Были у меня и другие образцы. Например, для меня была важна модель “Доктора Фаустуса” Томаса Манна. Старик Адсон рассказывает нам историю своей юности и вновь переживает ее, подобно тому как старый Серенус Цейтблом рассказывает историю Адриана Леверкюна. А вот еще один любопытный пример незамеченных влияний: мало кто из критиков нашел связь с “Доктором Фаустусом”, но многие отыскали аллюзии на диалог между Нафтой и Сеттембрини из “Волшебной горы” Томаса Манна.
Приведу другие примеры. Я весьма признателен исследователям, обратившим внимание на возможное влияние флоберовского “Бувара и Пекюше” на “Маятник Фуко”. В самом деле, когда я писал свой роман, то много думал об этой книге и даже был готов перечитать ее, но потом передумал, решив “переписать” ее, подобно борхесовскому герою Пьеру Менару.
Совсем иной характер носят мои отношения с розенкрейцерами, которые и определили структуру “Маятника Фуко”. Еще с юности я накопил целую полку книг, посвященных оккультным наукам. Как-то раз мне в руки попадает глупейшая книжонка о розенкрейцерах – тогда-то у меня и возникает идея создать своих “Бувара и Пекюше” из мистической чепухи. После этого я начинаю собирать второсортную оккультную писанину и исторически достоверную литературу о розенкрейцерах. И только когда я уже написал большую часть романа, мне на глаза попадается “Тлён, Укбар, Орбис Терциус” Борхеса, где он упоминает розенкрейцеров, опираясь, как часто с ним случалось, на вторичные источники (Де Куинси) и понимая суть вопроса лучше, чем ученые, потратившие на это всю свою жизнь.

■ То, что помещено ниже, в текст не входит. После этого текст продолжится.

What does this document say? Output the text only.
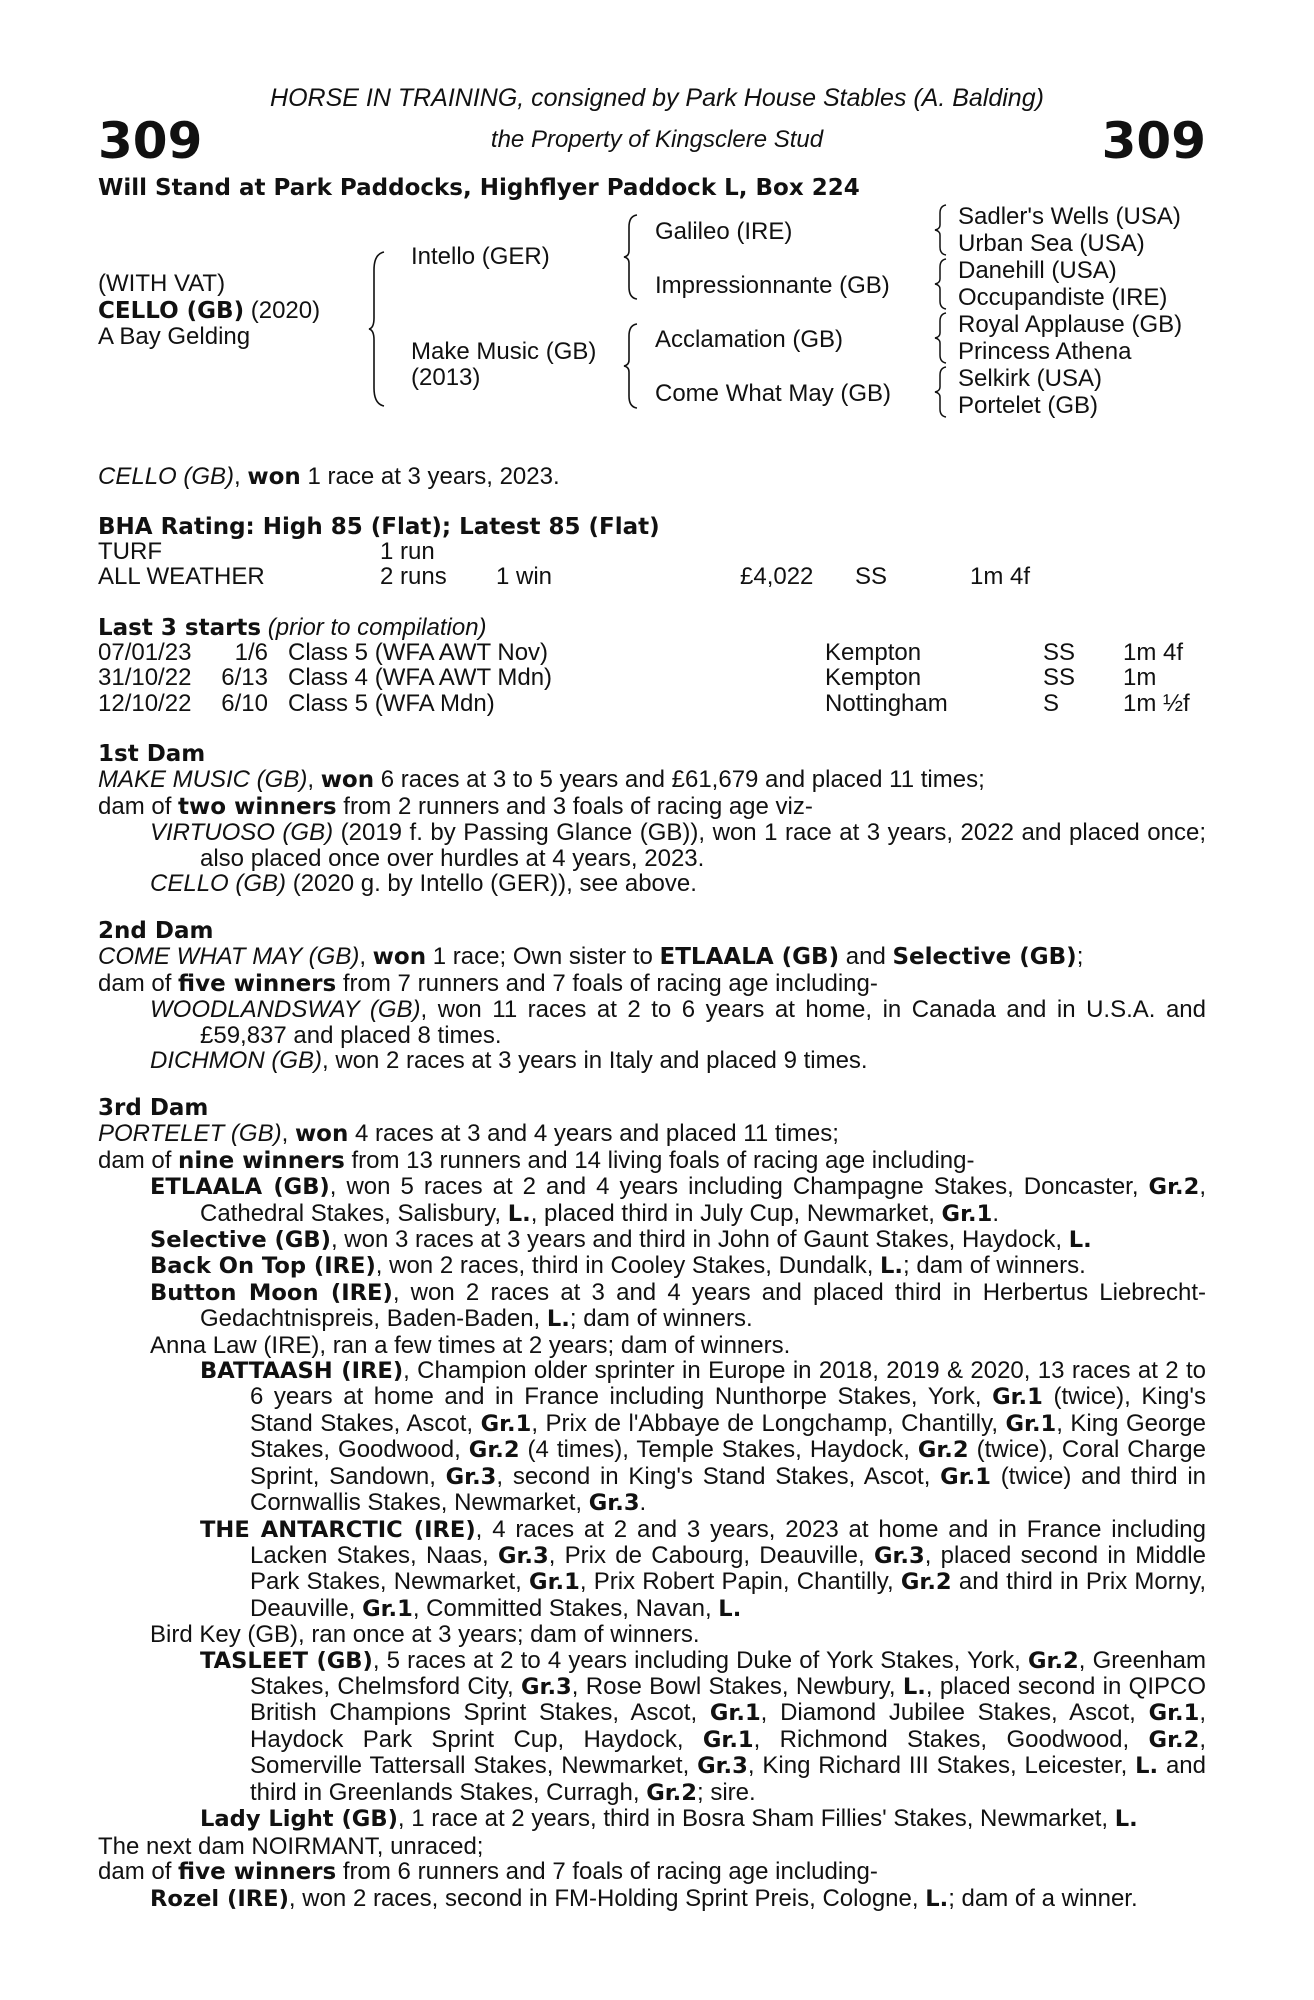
309	309
HORSE IN TRAINING, consigned by Park House Stables (A. Balding)
the Property of Kingsclere Stud
Will Stand at Park Paddocks, Highflyer Paddock L, Box 224
(WITH VAT)
CELLO (GB) (2020)
A Bay Gelding
Intello (GER)
Make Music (GB)
(2013)
Galileo (IRE)
Impressionnante (GB)
Acclamation (GB)
Come What May (GB)
Sadler's Wells (USA)
Urban Sea (USA)
Danehill (USA)
Occupandiste (IRE)
Royal Applause (GB)
Princess Athena
Selkirk (USA)
Portelet (GB)
CELLO (GB), won 1 race at 3 years, 2023.
BHA Rating: High 85 (Flat); Latest 85 (Flat)
TURF	1 run				
ALL WEATHER	2 runs	1 win	£4,022	SS	1m 4f
Last 3 starts (prior to compilation)
07/01/23	1/6	Class 5 (WFA AWT Nov)	Kempton	SS	1m 4f
31/10/22	6/13	Class 4 (WFA AWT Mdn)	Kempton	SS	1m
12/10/22	6/10	Class 5 (WFA Mdn)	Nottingham	S	1m ½f

1st Dam

MAKE MUSIC (GB), won 6 races at 3 to 5 years and £61,679 and placed 11 times;

dam of two winners from 2 runners and 3 foals of racing age viz-

VIRTUOSO (GB) (2019 f. by Passing Glance (GB)), won 1 race at 3 years, 2022 and placed once; also placed once over hurdles at 4 years, 2023.

CELLO (GB) (2020 g. by Intello (GER)), see above.

2nd Dam

COME WHAT MAY (GB), won 1 race; Own sister to ETLAALA (GB) and Selective (GB);

dam of five winners from 7 runners and 7 foals of racing age including-

WOODLANDSWAY (GB), won 11 races at 2 to 6 years at home, in Canada and in U.S.A. and £59,837 and placed 8 times.

DICHMON (GB), won 2 races at 3 years in Italy and placed 9 times.

3rd Dam

PORTELET (GB), won 4 races at 3 and 4 years and placed 11 times;

dam of nine winners from 13 runners and 14 living foals of racing age including-

ETLAALA (GB), won 5 races at 2 and 4 years including Champagne Stakes, Doncaster, Gr.2, Cathedral Stakes, Salisbury, L., placed third in July Cup, Newmarket, Gr.1.

Selective (GB), won 3 races at 3 years and third in John of Gaunt Stakes, Haydock, L.

Back On Top (IRE), won 2 races, third in Cooley Stakes, Dundalk, L.; dam of winners.

Button Moon (IRE), won 2 races at 3 and 4 years and placed third in Herbertus Liebrecht-Gedachtnispreis, Baden-Baden, L.; dam of winners.

Anna Law (IRE), ran a few times at 2 years; dam of winners.

BATTAASH (IRE), Champion older sprinter in Europe in 2018, 2019 & 2020, 13 races at 2 to 6 years at home and in France including Nunthorpe Stakes, York, Gr.1 (twice), King's Stand Stakes, Ascot, Gr.1, Prix de l'Abbaye de Longchamp, Chantilly, Gr.1, King George Stakes, Goodwood, Gr.2 (4 times), Temple Stakes, Haydock, Gr.2 (twice), Coral Charge Sprint, Sandown, Gr.3, second in King's Stand Stakes, Ascot, Gr.1 (twice) and third in Cornwallis Stakes, Newmarket, Gr.3.

THE ANTARCTIC (IRE), 4 races at 2 and 3 years, 2023 at home and in France including Lacken Stakes, Naas, Gr.3, Prix de Cabourg, Deauville, Gr.3, placed second in Middle Park Stakes, Newmarket, Gr.1, Prix Robert Papin, Chantilly, Gr.2 and third in Prix Morny, Deauville, Gr.1, Committed Stakes, Navan, L.

Bird Key (GB), ran once at 3 years; dam of winners.

TASLEET (GB), 5 races at 2 to 4 years including Duke of York Stakes, York, Gr.2, Greenham Stakes, Chelmsford City, Gr.3, Rose Bowl Stakes, Newbury, L., placed second in QIPCO British Champions Sprint Stakes, Ascot, Gr.1, Diamond Jubilee Stakes, Ascot, Gr.1, Haydock Park Sprint Cup, Haydock, Gr.1, Richmond Stakes, Goodwood, Gr.2, Somerville Tattersall Stakes, Newmarket, Gr.3, King Richard III Stakes, Leicester, L. and third in Greenlands Stakes, Curragh, Gr.2; sire.

Lady Light (GB), 1 race at 2 years, third in Bosra Sham Fillies' Stakes, Newmarket, L.

The next dam NOIRMANT, unraced;

dam of five winners from 6 runners and 7 foals of racing age including-

Rozel (IRE), won 2 races, second in FM-Holding Sprint Preis, Cologne, L.; dam of a winner.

Во время своих поисков я обнаружил фотокопию вышедшей из тиража книги – монографию Арнольда. Позднее, когда “Маятник” уже был издан, я посоветовал перевести старика Арнольда на итальянский язык. Сразу после этого французский издатель пожелал переиздать его и попросил меня написать предисловие. Тогда, уже сознательно обращаясь к Борхесу, я начинаю с “Тлён, Укбар, Орбис Терциус”. Но кто знает: а что, если слова “роза” и “крест” запечатлелись в глубине моего сознания еще много лет назад, когда я прочел “Тлён”, а потом всплыли из подсознания десятью годами позже – благодаря Борхесу, когда я прочел ту идиотскую книжку о розенкрейцерах?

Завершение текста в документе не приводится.